B-cells stem from bone marrow precursors and later localize in the circulation as well as in follicles of peripheral lymphoid tissues. They are responsible for the production of antibodies, once they have differentiated into plasma cells [3], B-lymphocytes are also involved in antigen presentation to T-cells, secretion of immunoregulating cytokines and establishment of 'memory' towards antigenic determinants [4].

Direct activation of B-cells by distinct antigens is facilitated by binding to antigen receptors located within the membrane of the B-lymphocytes and under the influence of cytokines. This complex interac tion activates B-cells after which they proliferate and produce the appropriate antibody.

The final function of the B-cell (i.e., memory cell, plasma cell or cytokine secreting cell) is determined by the profile of the cytokines present, and the mechanisms of activation (through B-cell receptors for the Fc region of IgG, or for complement components) [4], The end product following antigenic stimulation is a population of B-cells producing and secreting one specific antibody against the introduced antigen.

Immunoglobulins are glycoproteins forming 9 classes of isotypes: IgG, divided to 4 subclasses (IgG 1-4), IgM, IgA comprising 2 subclasses (IgAl-2), IgD and IgE (Tables 1) [5]. The basic structure of immunoglobulins (similar in all five isotypes) consists of two identical heavy chains (MW 50,000-75,000)combined with two identical light chains (MW 25,000). Antigen specificity is determined by variable areas containing the antigen binding site, whereas the constant region (as can be inferred from its name), is common to all immunoglobulins of a certain class. The hypervariable region is located in the variable region, representing the closest relationship to the epitope (its corresponding site on the antigen). The idiotypes, located in the variable region are the antigenic determinants (defining antigen binding) of the immunoglobulins themselves.

The diversity of antibody response is formulated due to encoding of the heavy and light chains by multiple genetic elements. As such, light chains are generated following pairing of VK and JK genes, whereas heavy chains exhibit greater diversity since they are created following the assembly of three germline genes (VH, DH, JH).

2.2. Cellular Immune Response

A T-cell cycle is initiated in hematopoietic stem cells, differentiating in the thymus and subsequently wandering to the lymphoid tissue in the periphery [2, 6]. T-cells are heterogeneous by virtue of their different functions (lysis of foreign cells, modulation of the interaction between B and T cells, regulation of monocyte functions).

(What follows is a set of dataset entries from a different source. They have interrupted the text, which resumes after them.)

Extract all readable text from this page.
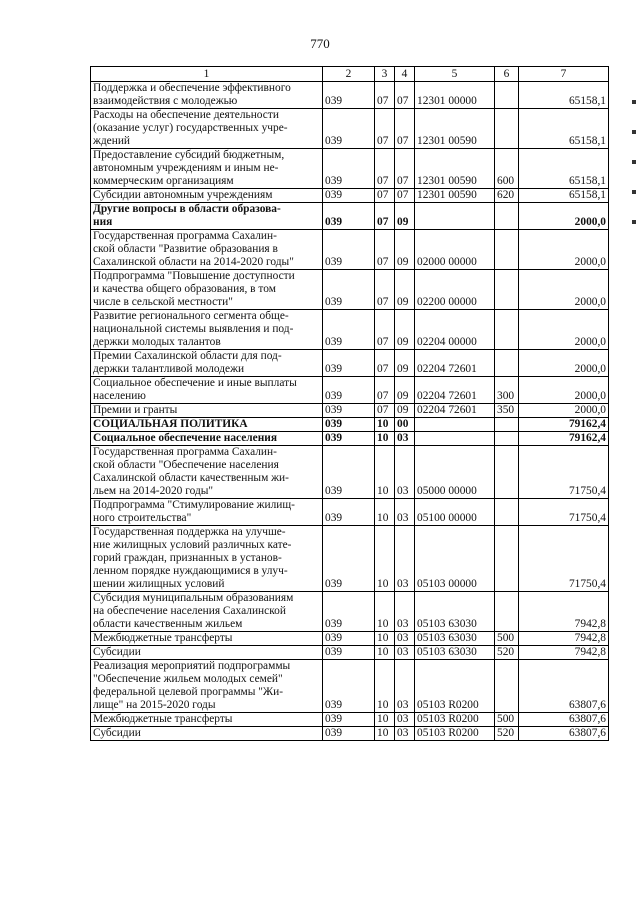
770
1	2	3	4	5	6	7
Поддержка и обеспечение эффективного
взаимодействия с молодежью	039	07	07	12301 00000		65158,1
Расходы на обеспечение деятельности
(оказание услуг) государственных учре-
ждений	039	07	07	12301 00590		65158,1
Предоставление субсидий бюджетным,
автономным учреждениям и иным не-
коммерческим организациям	039	07	07	12301 00590	600	65158,1
Субсидии автономным учреждениям	039	07	07	12301 00590	620	65158,1
Другие вопросы в области образова-
ния	039	07	09			2000,0
Государственная программа Сахалин-
ской области "Развитие образования в
Сахалинской области на 2014-2020 годы"	039	07	09	02000 00000		2000,0
Подпрограмма "Повышение доступности
и качества общего образования, в том
числе в сельской местности"	039	07	09	02200 00000		2000,0
Развитие регионального сегмента обще-
национальной системы выявления и под-
держки молодых талантов	039	07	09	02204 00000		2000,0
Премии Сахалинской области для под-
держки талантливой молодежи	039	07	09	02204 72601		2000,0
Социальное обеспечение и иные выплаты
населению	039	07	09	02204 72601	300	2000,0
Премии и гранты	039	07	09	02204 72601	350	2000,0
СОЦИАЛЬНАЯ ПОЛИТИКА	039	10	00			79162,4
Социальное обеспечение населения	039	10	03			79162,4
Государственная программа Сахалин-
ской области "Обеспечение населения
Сахалинской области качественным жи-
льем на 2014-2020 годы"	039	10	03	05000 00000		71750,4
Подпрограмма "Стимулирование жилищ-
ного строительства"	039	10	03	05100 00000		71750,4
Государственная поддержка на улучше-
ние жилищных условий различных кате-
горий граждан, признанных в установ-
ленном порядке нуждающимися в улуч-
шении жилищных условий	039	10	03	05103 00000		71750,4
Субсидия муниципальным образованиям
на обеспечение населения Сахалинской
области качественным жильем	039	10	03	05103 63030		7942,8
Межбюджетные трансферты	039	10	03	05103 63030	500	7942,8
Субсидии	039	10	03	05103 63030	520	7942,8
Реализация мероприятий подпрограммы
"Обеспечение жильем молодых семей"
федеральной целевой программы "Жи-
лище" на 2015-2020 годы	039	10	03	05103 R0200		63807,6
Межбюджетные трансферты	039	10	03	05103 R0200	500	63807,6
Субсидии	039	10	03	05103 R0200	520	63807,6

The peripheral T-cells are discerned by their expression of antigenic markers. As such, T-cells carrying CD4 molecules (T-helpers) interact with antigen associated with MHC class II on the surface of the antigen presenting cell, and T-cells expressing

CD8 molecules (cytotoxic T-cells) engage in suppression of the immune response. The T-cell receptor is a molecule present on the surface of the T-cell, responsible for recognition of the complex antigen-MHC II molecule [7], The variety of T-cell receptors is immense, thus accounting for its ability to recognize diverse antigens.

The immune response is mounted following presentation of the antigen to the lymphocytes by antigen presenting cells, examples of which are: macrophages, Langerhans cells and dendritic cells. The process of presentation requires the participation of MHC class II molecules on the surface of the antigen presenting cell. The antigen, prior to its presentation to the T-cell is processed and degraded and later associated with the MHC class II molecule to form a complex reacting with the T-cell receptor. It should be outlined that the APCs are capable of secreting cytokines that act to facilitate the interaction described above.

2.3. Coordination of the Immune Response

Several intrinsic factors belonging to the immune system itself are responsible for the modulation and regulation of the immune response.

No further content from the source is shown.